Please note: there may be some adjustments to the teaching arrangements published in the course catalogue for 2020-21. Given current circumstances related to the Covid-19 pandemic it is anticipated that some usual arrangements for teaching on campus will be modified to ensure the safety and wellbeing of students and staff on campus; further adjustments may also be necessary, or beneficial, during the course of the academic year as national requirements relating to management of the pandemic are revised.

Data visualization - Graphics for Impact SPS3009E

  • Academic Session: 2021-22
  • School: School of Social and Political Sciences
  • Credits: 5
  • Level: Level 3 (SCQF level 9)
  • Typically Offered: Semester 2
  • Available to Visiting Students: No
  • Available to Erasmus Students: No
  • Taught Wholly by Distance Learning: Yes

Short Description

Data drives decisions, discoveries, and public discussion. Data visualisations can act as an easily accessible support of these. They are analysis tools as way as the key means to communicate insights from data.
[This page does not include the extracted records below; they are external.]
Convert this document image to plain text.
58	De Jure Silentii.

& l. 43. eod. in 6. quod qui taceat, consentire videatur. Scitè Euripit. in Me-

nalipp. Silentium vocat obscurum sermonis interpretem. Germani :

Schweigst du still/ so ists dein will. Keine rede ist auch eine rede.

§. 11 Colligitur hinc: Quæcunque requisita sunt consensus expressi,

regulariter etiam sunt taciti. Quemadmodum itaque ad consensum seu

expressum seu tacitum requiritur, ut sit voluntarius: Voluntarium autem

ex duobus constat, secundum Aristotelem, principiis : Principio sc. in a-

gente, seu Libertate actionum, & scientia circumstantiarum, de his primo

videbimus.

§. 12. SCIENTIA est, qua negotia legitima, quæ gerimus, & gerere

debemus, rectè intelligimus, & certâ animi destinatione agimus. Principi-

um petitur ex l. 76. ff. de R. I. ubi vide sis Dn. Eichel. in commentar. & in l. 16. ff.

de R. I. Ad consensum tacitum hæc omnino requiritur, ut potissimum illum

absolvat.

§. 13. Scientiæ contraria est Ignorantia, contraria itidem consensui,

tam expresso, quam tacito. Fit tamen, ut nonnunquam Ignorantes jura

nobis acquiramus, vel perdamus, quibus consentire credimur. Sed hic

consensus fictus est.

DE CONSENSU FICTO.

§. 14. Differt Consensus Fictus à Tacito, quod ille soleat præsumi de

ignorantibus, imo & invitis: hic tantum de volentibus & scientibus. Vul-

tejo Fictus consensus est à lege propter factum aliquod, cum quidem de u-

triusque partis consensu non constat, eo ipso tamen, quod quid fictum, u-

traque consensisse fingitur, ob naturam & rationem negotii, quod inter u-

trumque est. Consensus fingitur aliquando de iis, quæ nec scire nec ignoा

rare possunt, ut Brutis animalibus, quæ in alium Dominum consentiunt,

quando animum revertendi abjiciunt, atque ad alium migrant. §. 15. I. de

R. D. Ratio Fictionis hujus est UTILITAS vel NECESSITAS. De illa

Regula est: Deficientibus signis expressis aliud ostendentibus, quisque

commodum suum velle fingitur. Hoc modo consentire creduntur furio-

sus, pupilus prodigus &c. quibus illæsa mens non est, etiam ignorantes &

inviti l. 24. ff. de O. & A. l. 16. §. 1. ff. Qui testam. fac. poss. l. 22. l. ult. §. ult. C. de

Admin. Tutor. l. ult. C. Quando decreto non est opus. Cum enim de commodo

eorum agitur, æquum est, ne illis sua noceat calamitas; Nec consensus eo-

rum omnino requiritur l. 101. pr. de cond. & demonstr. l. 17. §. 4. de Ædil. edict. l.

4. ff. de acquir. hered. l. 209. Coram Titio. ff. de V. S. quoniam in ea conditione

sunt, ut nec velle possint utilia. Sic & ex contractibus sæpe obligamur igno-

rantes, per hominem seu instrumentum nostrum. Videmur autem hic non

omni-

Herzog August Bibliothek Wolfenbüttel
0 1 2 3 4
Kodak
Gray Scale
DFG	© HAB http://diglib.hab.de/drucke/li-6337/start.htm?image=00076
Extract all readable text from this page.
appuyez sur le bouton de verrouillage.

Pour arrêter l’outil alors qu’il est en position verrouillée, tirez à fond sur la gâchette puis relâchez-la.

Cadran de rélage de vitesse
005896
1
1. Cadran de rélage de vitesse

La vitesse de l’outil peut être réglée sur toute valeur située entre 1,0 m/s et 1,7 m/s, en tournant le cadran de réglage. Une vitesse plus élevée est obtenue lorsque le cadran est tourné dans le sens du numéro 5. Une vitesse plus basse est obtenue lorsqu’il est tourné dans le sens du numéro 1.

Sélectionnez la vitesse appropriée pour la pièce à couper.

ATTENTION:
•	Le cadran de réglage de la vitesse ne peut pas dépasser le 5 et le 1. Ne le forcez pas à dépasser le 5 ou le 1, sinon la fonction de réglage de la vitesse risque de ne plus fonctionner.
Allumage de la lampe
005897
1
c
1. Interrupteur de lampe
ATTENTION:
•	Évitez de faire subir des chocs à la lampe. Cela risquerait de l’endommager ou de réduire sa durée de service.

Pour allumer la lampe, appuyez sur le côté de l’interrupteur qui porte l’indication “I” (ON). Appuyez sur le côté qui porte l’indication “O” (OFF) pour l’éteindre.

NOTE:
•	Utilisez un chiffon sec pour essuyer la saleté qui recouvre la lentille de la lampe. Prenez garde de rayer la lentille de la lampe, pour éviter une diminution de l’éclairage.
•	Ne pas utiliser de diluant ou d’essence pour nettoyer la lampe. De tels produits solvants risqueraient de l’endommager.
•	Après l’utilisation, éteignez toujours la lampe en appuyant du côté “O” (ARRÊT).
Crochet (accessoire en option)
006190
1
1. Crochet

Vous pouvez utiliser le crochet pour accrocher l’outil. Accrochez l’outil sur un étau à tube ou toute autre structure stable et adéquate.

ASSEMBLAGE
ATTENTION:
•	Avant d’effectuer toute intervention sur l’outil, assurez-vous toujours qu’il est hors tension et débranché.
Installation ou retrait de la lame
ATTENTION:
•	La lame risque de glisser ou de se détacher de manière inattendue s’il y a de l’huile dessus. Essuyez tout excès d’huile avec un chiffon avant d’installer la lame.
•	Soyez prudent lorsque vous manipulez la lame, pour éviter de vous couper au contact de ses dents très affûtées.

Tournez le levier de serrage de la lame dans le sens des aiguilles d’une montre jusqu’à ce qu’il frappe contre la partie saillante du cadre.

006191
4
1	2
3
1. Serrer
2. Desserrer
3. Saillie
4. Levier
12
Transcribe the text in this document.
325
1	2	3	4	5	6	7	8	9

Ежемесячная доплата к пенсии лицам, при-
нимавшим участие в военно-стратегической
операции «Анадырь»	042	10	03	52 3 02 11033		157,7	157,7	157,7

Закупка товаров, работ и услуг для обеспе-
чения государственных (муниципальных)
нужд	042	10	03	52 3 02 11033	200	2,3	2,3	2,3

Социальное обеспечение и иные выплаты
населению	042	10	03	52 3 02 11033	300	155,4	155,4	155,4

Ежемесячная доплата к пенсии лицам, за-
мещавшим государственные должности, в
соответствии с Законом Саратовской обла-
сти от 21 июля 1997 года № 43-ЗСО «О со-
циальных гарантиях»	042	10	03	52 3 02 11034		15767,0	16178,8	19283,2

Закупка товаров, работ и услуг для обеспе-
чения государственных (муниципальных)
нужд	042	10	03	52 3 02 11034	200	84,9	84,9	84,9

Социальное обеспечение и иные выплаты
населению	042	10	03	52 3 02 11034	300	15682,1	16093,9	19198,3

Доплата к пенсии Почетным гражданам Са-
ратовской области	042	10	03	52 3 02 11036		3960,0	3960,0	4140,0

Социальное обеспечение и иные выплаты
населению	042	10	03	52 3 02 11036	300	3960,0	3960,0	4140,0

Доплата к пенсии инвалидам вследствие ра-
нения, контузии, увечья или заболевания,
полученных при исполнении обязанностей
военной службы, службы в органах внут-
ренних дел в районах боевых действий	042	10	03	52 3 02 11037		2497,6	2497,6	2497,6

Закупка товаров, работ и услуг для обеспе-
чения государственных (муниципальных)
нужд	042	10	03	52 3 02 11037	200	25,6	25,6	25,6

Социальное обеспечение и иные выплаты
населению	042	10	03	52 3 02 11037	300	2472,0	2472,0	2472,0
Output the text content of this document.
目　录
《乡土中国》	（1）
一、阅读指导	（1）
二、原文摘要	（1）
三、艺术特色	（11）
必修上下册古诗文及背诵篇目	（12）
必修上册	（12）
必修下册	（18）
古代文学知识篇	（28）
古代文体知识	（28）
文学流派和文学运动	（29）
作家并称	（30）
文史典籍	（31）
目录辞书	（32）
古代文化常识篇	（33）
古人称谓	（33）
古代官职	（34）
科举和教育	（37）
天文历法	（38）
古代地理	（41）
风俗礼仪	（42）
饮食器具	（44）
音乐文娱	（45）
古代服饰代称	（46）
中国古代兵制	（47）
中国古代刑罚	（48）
This course will enable participants to generate impactful visualisations, to plan and assess graphs, and to report on quantitative data in a systematic, accessible and trustworthy way.

Timetable

5 weeks, starting w/c 25/Apr/2022.

 

Pre-recorded lectures, 1h/w [Lecture] followed by collaborative, reflective and self-testing activities (Moodle quizzes, picture boards ("padlets"), and forum activities).

Practical (self-study) workbooks and post-lecture readings [Independent study] - Weekly activities are released each Monday at 9.00am

GTA-led online support hours with demonstrations 1h/w, sessions will run Wednesday-Friday 16:00-18:00 (Week 1-5), learners are encouraged to attend one 1h session [Practical Classes and Workshops]

Requirements of Entry

Mandatory: General computer literacy (e.g. familiarity with MS Office programmes and ability to install software), access to a computer with a stable internet connection as well as Zoom (for help sessions).

 

Recommended: Prior experience using statistical software especially R - The microcredential course "Data skills for processing and presenting data" (Dr Emily Nordmann) is recommended as an excellent prior training with some technical overlap.

Excluded Courses

None

Co-requisites

None

Assessment

The summative assessment consists of generating a visualisation and writing a justification in a brief report (500word, approx. one A1 page). - The assignment is set in week 4 and due one week after the course ended. It is supported via the feedback and templates in the formative assignment, as well as a live Q&A session in week 5.

Are reassessment opportunities available for all summative assessments? No

Reassessments are normally available for all courses, except those which contribute to the Honours classification. Where, exceptionally, reassessment on Honours courses is required to satisfy professional/accreditation requirements, only the overall course grade achieved at the first attempt will contribute to the Honours classification. For non-Honours courses, students are offered reassessment in all or any of the components of assessment if the satisfactory (threshold) grade for the overall course is not achieved at the first attempt. This is normally grade D3 for undergraduate students and grade C3 for postgraduate students. Exceptionally it may not be possible to offer reassessment of some coursework items, in which case the mark achieved at the first attempt will be counted towards the final course grade. Any such exceptions for this course are described below. 

Course Aims

The aim of the course is to teach participants the skills to plan, create, and distribute data visualisations that aid decision making, enable effective report and tell clear messages. Moreover, the course introduces and applies standards for impactful, trustworthy and accessible visualisations.

Intended Learning Outcomes of Course

By the end of this course students will be able to:

- define and discuss different types of data visualisations and their uses, in the context of providing evidence for practical questions. [Knowledge]

- describe and discuss standards which make data visualisations impactful, trustworthy and accessible,* with a view to critically assess data visualisations, considering how they can be more or less effective, and the ways in which they can potentially mislead. [Comprehension]

- use data visualisations to answer questions and tell "data stories" in the context of short reports. [Application and Analysis]

- plan, create, and distribute visualisations that allow easy communication, aid decision making, and empower users to learn from data, using the opensource software R and free web services. [Synthesis]

Minimum Requirement for Award of Credits

Students must submit at least 75% by weight of the components (including examinations) of the course's summative assessment.